As I look back now, I remember him more for the way he was used by the Principal and other teachers to scare the students. A class alloted to Manchanda Sir would invariably be hijacked by any other teacher who would want to finish his or her syllabus. Or it would mean a stroll in the ground, gossiping or at best a game of volleyball. And his everyday job was to ensure everyone was on time for the morning assembly and to ensure the students boarded the school bus in a queue in the afternoon.
In a nutshell, PT class meant a free period. And it has been the same down the years in most schools in the country. But now something interesting and positive is happening in Andhra Pradesh, which I think merits attention. The state’s 19000 physical education teachers (11000 in govt schools and 8000 in private) have come together to implement a syllabus for students so that the PT class does not remain a Manchanda Sir kind of affair, for our gen-next.

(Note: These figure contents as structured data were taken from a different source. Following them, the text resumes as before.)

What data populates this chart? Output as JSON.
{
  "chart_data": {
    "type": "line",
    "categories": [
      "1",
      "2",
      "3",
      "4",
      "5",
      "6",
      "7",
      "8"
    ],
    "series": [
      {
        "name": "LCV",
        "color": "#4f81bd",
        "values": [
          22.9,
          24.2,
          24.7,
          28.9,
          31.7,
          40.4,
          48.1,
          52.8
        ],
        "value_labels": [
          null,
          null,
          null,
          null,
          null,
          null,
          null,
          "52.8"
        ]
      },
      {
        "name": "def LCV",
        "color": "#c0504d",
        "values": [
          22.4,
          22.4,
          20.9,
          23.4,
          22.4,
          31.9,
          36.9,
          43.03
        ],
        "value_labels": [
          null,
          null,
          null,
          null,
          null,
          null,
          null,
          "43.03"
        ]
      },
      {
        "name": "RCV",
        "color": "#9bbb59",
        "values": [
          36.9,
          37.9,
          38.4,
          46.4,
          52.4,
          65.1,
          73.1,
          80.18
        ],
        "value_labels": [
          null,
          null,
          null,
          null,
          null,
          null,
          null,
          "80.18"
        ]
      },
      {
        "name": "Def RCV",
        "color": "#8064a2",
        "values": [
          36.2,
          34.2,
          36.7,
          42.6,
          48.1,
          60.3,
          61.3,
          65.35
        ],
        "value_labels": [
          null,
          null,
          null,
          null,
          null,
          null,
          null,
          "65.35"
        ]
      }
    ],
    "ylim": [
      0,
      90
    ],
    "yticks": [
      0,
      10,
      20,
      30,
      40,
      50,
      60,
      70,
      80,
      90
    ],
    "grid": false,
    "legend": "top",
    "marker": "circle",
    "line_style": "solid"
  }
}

UNICEF set the ball rolling by supporting a pilot project in ten schools in Medak district in 2008-09 to introduce physical education in primary schools. British Council then stepped in, to develop a set of Physical education cards for classes 1 to 4. These cards focus on development of skills in young children in areas of motor movement, social skills and team work.
The Sports Authority of Andhra Pradesh (SAAP), which hitherto was seen only as a custodian and maintenance incharge of stadia in the state, sensed an opportunity to make a difference to the way sports as a subject is perceived in schools and worked out a strategy wherein four designated physical education periods would take place in a week and over a period of time, physical education would be a subject of academic evaluation.

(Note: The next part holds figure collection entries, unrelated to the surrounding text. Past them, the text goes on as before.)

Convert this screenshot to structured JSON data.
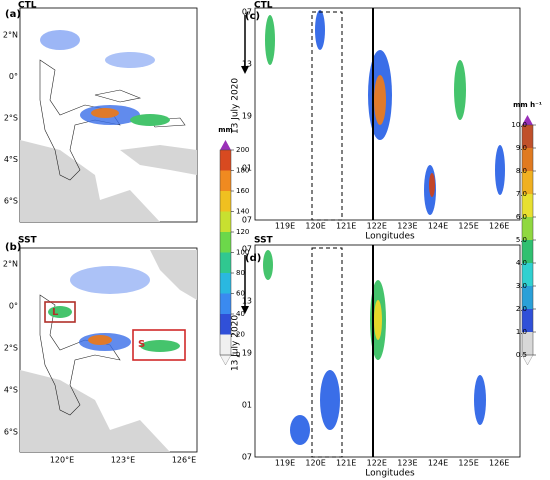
{
  "panels": [
    {
      "label": "(a)",
      "run": "CTL",
      "lat_labels": [
        "2°N",
        "0°",
        "2°S",
        "4°S",
        "6°S"
      ],
      "lon_labels": []
    },
    {
      "label": "(b)",
      "run": "SST",
      "lat_labels": [
        "2°N",
        "0°",
        "2°S",
        "4°S",
        "6°S"
      ],
      "lon_labels": [
        "120°E",
        "123°E",
        "126°E"
      ],
      "boxes": [
        "L",
        "S"
      ]
    },
    {
      "label": "(c)",
      "run": "CTL",
      "y_labels": [
        "07",
        "13",
        "19",
        "01",
        "07"
      ],
      "x_labels": [
        "119E",
        "120E",
        "121E",
        "122E",
        "123E",
        "124E",
        "125E",
        "126E"
      ],
      "xlabel": "Longitudes",
      "ylabel": "13 July 2020"
    },
    {
      "label": "(d)",
      "run": "SST",
      "y_labels": [
        "07",
        "13",
        "19",
        "01",
        "07"
      ],
      "x_labels": [
        "119E",
        "120E",
        "121E",
        "122E",
        "123E",
        "124E",
        "125E",
        "126E"
      ],
      "xlabel": "Longitudes",
      "ylabel": "13 July 2020"
    }
  ],
  "colorbars": [
    {
      "unit": "mm",
      "ticks": [
        "0",
        "20",
        "40",
        "60",
        "80",
        "100",
        "120",
        "140",
        "160",
        "180",
        "200"
      ]
    },
    {
      "unit": "mm h⁻¹",
      "ticks": [
        "0.5",
        "1.0",
        "2.0",
        "3.0",
        "4.0",
        "5.0",
        "6.0",
        "7.0",
        "8.0",
        "9.0",
        "10.0"
      ]
    }
  ]
}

In fact, over the last couple of months, some 40 physical education teachers have sat together and prepared a detailed syllabus on what should be taught in what class. And armed with that, SAAP has now suggested to the education department to introduce 10 games into the school curriculum from class 6 to the class 9. These include volleyball, boxing, athletics, archery, weightlifting, kabaddi, football, hockey, taekwando and kho-kho.
Since creating infrastructure for every game is next to impossible in our schools where having access to even an open space is a luxury, the educational institutions will be asked to choose atleast two games. One individual game and another team game.

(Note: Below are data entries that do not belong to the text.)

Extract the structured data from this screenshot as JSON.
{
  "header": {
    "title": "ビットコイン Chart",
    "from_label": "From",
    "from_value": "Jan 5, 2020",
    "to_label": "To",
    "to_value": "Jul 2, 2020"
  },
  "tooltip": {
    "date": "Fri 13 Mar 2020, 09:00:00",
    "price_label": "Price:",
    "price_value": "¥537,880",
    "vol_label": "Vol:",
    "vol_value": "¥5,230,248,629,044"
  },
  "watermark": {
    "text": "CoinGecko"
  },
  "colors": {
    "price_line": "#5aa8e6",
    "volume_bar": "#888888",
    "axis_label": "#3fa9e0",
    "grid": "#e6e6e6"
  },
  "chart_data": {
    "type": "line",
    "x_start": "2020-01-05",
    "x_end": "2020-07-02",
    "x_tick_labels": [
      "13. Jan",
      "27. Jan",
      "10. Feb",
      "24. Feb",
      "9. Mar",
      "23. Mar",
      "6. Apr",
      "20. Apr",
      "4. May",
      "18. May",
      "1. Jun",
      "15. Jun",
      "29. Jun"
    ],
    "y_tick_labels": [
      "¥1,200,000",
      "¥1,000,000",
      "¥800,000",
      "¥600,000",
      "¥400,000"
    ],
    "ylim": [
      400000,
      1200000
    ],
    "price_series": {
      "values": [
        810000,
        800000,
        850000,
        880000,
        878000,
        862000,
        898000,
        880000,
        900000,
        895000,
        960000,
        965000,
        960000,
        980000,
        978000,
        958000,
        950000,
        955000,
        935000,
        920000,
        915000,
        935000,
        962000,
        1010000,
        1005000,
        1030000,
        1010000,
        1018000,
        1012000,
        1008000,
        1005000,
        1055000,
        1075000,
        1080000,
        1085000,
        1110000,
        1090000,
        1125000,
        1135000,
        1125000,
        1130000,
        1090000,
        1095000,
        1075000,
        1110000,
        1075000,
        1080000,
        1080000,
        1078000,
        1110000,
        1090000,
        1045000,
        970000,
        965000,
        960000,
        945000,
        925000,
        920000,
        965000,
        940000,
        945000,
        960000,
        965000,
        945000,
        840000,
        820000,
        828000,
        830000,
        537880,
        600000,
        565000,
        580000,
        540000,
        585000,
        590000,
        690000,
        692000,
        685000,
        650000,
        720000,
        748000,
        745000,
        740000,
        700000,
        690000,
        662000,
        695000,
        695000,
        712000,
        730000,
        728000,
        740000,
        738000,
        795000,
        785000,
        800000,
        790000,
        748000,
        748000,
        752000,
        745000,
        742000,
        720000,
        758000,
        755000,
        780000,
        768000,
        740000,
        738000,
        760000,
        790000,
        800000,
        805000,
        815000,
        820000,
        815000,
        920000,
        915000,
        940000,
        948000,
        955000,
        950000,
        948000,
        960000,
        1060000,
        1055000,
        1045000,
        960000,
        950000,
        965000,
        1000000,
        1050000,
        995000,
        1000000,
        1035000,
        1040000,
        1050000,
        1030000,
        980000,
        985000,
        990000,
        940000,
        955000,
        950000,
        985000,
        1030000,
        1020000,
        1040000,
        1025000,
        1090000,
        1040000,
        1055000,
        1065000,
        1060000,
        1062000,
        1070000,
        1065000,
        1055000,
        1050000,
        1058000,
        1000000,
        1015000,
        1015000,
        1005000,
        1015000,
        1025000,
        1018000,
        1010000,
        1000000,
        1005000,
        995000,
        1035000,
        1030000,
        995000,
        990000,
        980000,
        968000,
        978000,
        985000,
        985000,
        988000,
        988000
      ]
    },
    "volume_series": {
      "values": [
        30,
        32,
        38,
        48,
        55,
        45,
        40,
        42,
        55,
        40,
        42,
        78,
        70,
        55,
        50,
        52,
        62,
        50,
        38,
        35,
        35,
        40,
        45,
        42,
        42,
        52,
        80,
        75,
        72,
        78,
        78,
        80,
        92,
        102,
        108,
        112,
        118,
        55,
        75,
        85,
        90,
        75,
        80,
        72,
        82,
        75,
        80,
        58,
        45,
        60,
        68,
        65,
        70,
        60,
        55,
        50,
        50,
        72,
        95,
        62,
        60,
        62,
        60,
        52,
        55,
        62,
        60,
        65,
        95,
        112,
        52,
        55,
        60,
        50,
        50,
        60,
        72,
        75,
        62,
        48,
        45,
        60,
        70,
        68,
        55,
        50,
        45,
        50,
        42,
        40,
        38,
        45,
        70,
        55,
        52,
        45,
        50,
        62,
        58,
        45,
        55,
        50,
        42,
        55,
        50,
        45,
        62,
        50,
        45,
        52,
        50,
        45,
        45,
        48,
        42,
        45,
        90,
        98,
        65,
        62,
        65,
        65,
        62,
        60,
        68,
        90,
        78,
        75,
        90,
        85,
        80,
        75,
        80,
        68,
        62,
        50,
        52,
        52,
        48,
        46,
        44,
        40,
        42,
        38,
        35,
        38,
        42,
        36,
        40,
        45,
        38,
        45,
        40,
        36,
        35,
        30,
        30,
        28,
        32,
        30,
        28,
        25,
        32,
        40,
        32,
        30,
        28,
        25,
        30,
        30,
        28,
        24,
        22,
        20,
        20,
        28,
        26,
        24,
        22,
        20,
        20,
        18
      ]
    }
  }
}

What this would entail is first and foremost, a change in the mindset of the teachers, parents and the students that PT class is not a free period. My friend, Anand Datla, who works in an IT major in Bangalore and is a major sports enthusiast, always speaks about how sports is all about building character. “It teaches you to savour a victory, to feel the pain and the hurt of a loss, the importance of team spirit, even when you have as team mates who you may not necessarily get along with.”
Though SAAP wanted to introduce it into the curriculum in 2009-10, it is yet to receive the formal approval by the Education department. This despite the school education minister okaying it. Once it gets the green signal from the mandarins of the education department, who unfortunately see this as an interference in `their’ affairs by the sports authorities, it will mean providing kits to the schools and orientation of all physical education teachers.
Given the problem of obesity and lethargy in urban kids in particular, sports as a compulsory subject, I think, is a great idea. Time perhaps to get this 21st century generation, which equates games to the world of computer games, hooked off those mean, wild-sounding machines. And let our Manchanda Sirs do much more than mere `Stand at ease and Attention’.